Pascal Juillerat coordonne un projet de recherche visant à évaluer la prévalence de la consommation de cannabis, ainsi que son impact sur le système digestif et immunitaire des patients atteints de MICI. D’abord, il s’agit d’identifier le nombre et les caractéristiques des consommateurs, puis l’effet de la plante dans le soulagement de leurs symptômes, en particulier douleur, diarrhée et inappétence. «Ensuite, nous apprécierons sur le long terme l’influence de cette consommation sur l’évolution de la maladie, souligne le médecin. Nous nous intéressons au nombre de poussées et d’hospi­talisations, ainsi qu’à la chirurgie et à la lourdeur du traitement médical nécessaires à l’obtention de la rémission.»

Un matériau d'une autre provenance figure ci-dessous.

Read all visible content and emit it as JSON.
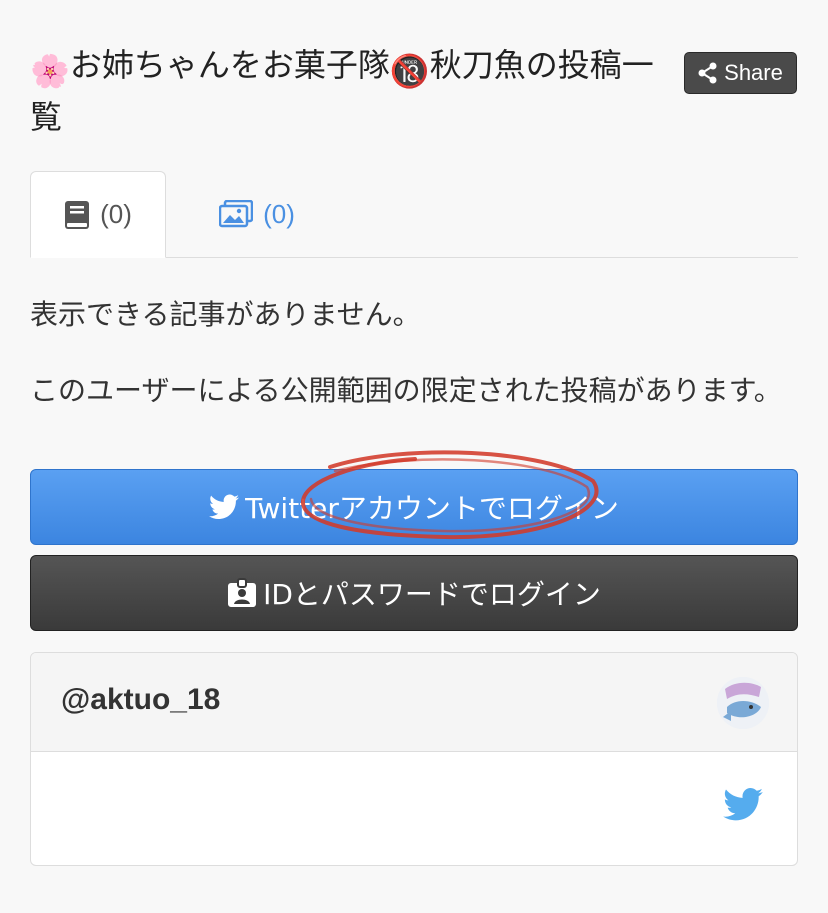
{
  "page": {
    "title_emoji_1": "🌸",
    "title_text_1": "お姉ちゃんをお菓子隊",
    "title_emoji_2": "🔞",
    "title_text_2": "秋刀魚の投稿一覧"
  },
  "share": {
    "label": "Share"
  },
  "tabs": [
    {
      "icon": "book-icon",
      "count": "(0)"
    },
    {
      "icon": "image-icon",
      "count": "(0)"
    }
  ],
  "messages": {
    "no_articles": "表示できる記事がありません。",
    "limited_posts": "このユーザーによる公開範囲の限定された投稿があります。"
  },
  "buttons": {
    "twitter_login": "Twitterアカウントでログイン",
    "id_login": "IDとパスワードでログイン"
  },
  "user_card": {
    "handle": "@aktuo_18"
  },
  "colors": {
    "accent_blue": "#4a90e2",
    "twitter_blue": "#55acee",
    "dark_button": "#444444",
    "annotation_red": "#d23a2a"
  }
}
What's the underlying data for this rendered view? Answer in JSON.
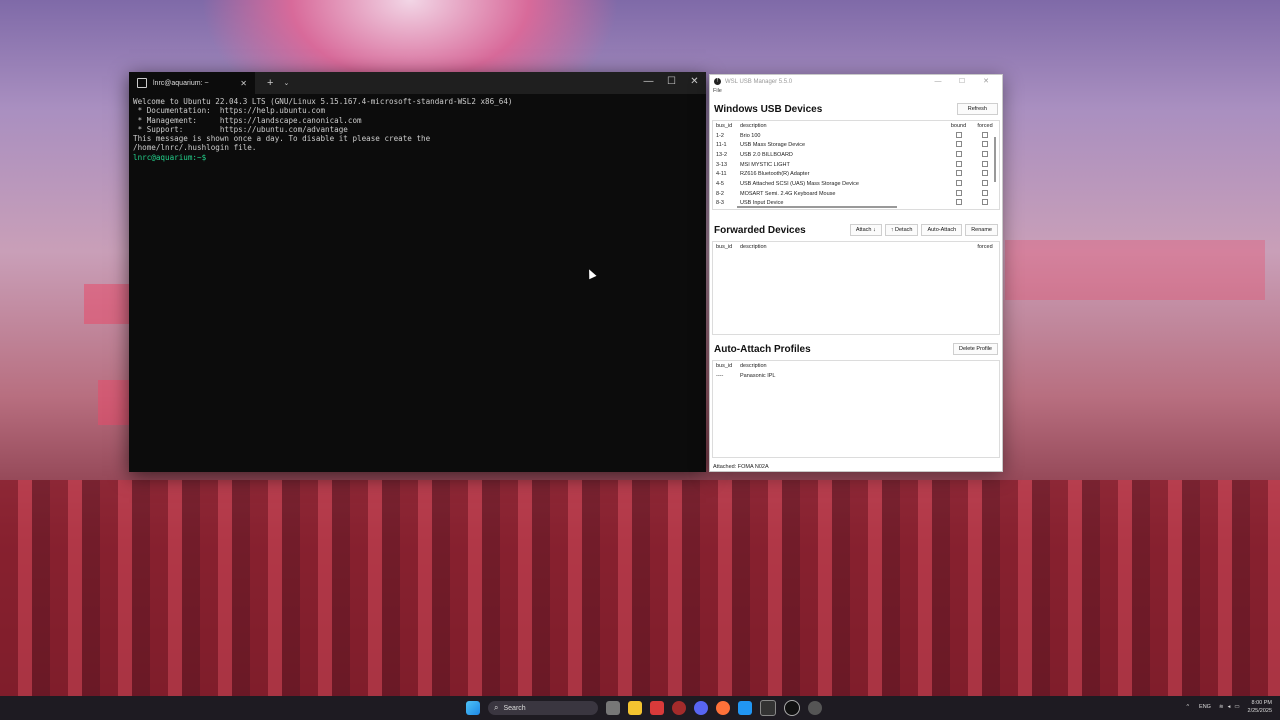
{
  "terminal": {
    "tab_title": "lnrc@aquarium: ~",
    "tab_close": "✕",
    "new_tab": "+",
    "dropdown": "⌄",
    "controls": [
      "—",
      "☐",
      "✕"
    ],
    "lines": [
      "Welcome to Ubuntu 22.04.3 LTS (GNU/Linux 5.15.167.4-microsoft-standard-WSL2 x86_64)",
      "",
      " * Documentation:  https://help.ubuntu.com",
      " * Management:     https://landscape.canonical.com",
      " * Support:        https://ubuntu.com/advantage",
      "",
      "",
      "This message is shown once a day. To disable it please create the",
      "/home/lnrc/.hushlogin file."
    ],
    "prompt": "lnrc@aquarium:~$"
  },
  "usb_manager": {
    "title": "WSL USB Manager 5.5.0",
    "menu": "File",
    "controls": [
      "—",
      "☐",
      "✕"
    ],
    "windows_devices": {
      "heading": "Windows USB Devices",
      "refresh": "Refresh",
      "headers": {
        "bus": "bus_id",
        "desc": "description",
        "bound": "bound",
        "forced": "forced"
      },
      "rows": [
        {
          "bus": "1-2",
          "desc": "Brio 100"
        },
        {
          "bus": "11-1",
          "desc": "USB Mass Storage Device"
        },
        {
          "bus": "13-2",
          "desc": "USB 2.0 BILLBOARD"
        },
        {
          "bus": "3-13",
          "desc": "MSI MYSTIC LIGHT"
        },
        {
          "bus": "4-11",
          "desc": "RZ616 Bluetooth(R) Adapter"
        },
        {
          "bus": "4-5",
          "desc": "USB Attached SCSI (UAS) Mass Storage Device"
        },
        {
          "bus": "8-2",
          "desc": "MOSART Semi. 2.4G Keyboard Mouse"
        },
        {
          "bus": "8-3",
          "desc": "USB Input Device"
        }
      ]
    },
    "forwarded": {
      "heading": "Forwarded Devices",
      "attach": "Attach ↓",
      "detach": "↑ Detach",
      "auto_attach": "Auto-Attach",
      "rename": "Rename",
      "headers": {
        "bus": "bus_id",
        "desc": "description",
        "forced": "forced"
      }
    },
    "profiles": {
      "heading": "Auto-Attach Profiles",
      "delete": "Delete Profile",
      "headers": {
        "bus": "bus_id",
        "desc": "description"
      },
      "rows": [
        {
          "bus": "----",
          "desc": "Panasonic IPL"
        }
      ]
    },
    "status": "Attached: FOMA N02A"
  },
  "taskbar": {
    "search": "Search",
    "lang": "ENG",
    "time": "8:00 PM",
    "date": "2/25/2025",
    "icons": [
      "windows-icon",
      "task-view-icon",
      "file-explorer-icon",
      "app-red-icon",
      "app-bug-icon",
      "discord-icon",
      "firefox-icon",
      "app-blue-icon",
      "terminal-icon",
      "usb-manager-icon",
      "app-settings-icon"
    ]
  }
}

De son côté, le curcuma – un safran de la famille du gingembre – dispose de propriétés anti-oxydantes et anti-inflammatoires propres grâce à la curcumine qu’il contient. «Une étude incluant des patients atteints de colite ulcéreuse réalisée au Japon sur 89 patients suggère un rôle dans le maintien de la rémis­­sion à 2g de curcumine par jour, souligne Pascal Juillerat. Une étude israélienne estime l’induction de la rémis­sion en prise de 3g de curcumine combi­née à la mézalamine chez les colites d’activité légère à modérée. Il semblerait cependant qu’il soit nécessaire de prendre au moins 3g de curcumine par jour (soit 60g de curcuma), ce qui rend sa prise quotidienne relativement contraignante pour le patient.»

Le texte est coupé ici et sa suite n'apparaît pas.